Workers learn by experience through struggle. Political consciousness develops from concrete events and objective experiences. It is easy with hindsight to criticise the weakness of the GNCTU but its creation was an important landmark in the history of working class struggle. The prosecution of the Tolpuddle Martyrs led many advanced workers to see the limitations of trade union activity unless it was part of a wider political struggle. What Marx, Lenin and Trotsky were to demonstrate was that the subjective factor was also needed. This was, and remains, a socialist party involved in all the struggles of working people, winning the respect of those working people and able to develop their political awareness through these struggles.

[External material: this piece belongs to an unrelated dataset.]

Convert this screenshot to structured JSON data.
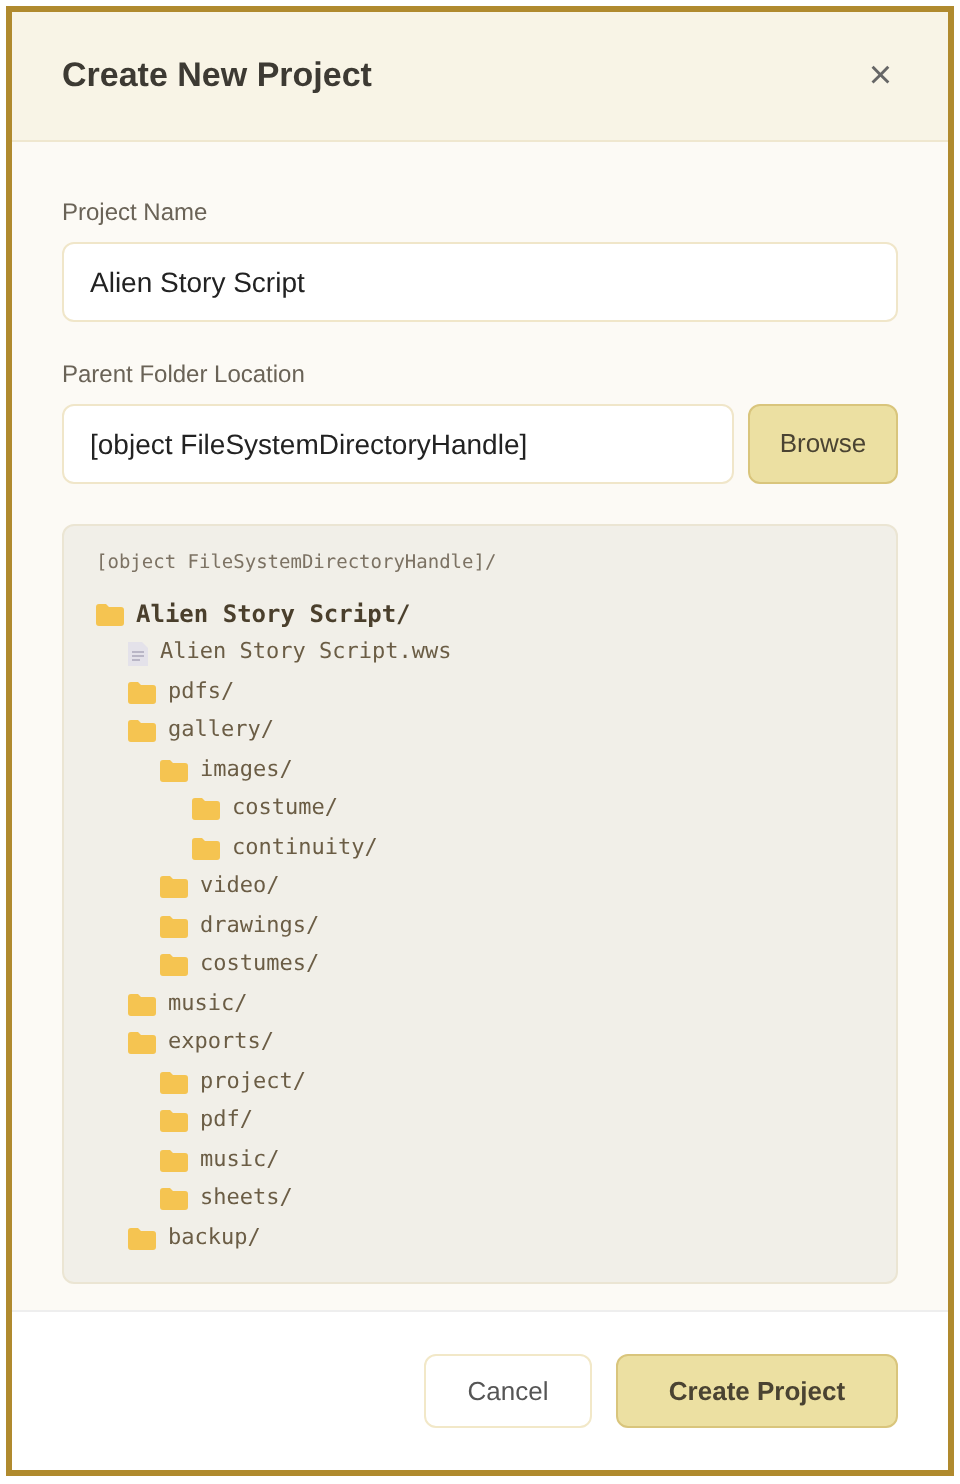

The task is to generalise from particular disputes and issues, to try to win these struggles but also to understand the limitations of such activity. It is necessary patiently to explain that only the socialist transformation of society could start to put an end to the fearful uncertainties and insecurities experienced by the bulk of the people within capitalist society.
GNCTU
In conclusion, another lesson was that the country’s rulers fear nothing more than the power of an aroused and united working class. Employers, law courts and Parliament were as one in deploring and fearing not the GNCTU itself, but its potential. The case of the Tolpuddle Martyrs clearly demonstrated that the State is not a neutral instrument but the means by which the ruling class will use peaceful means by preference and violence if necessary in order to maintain its power.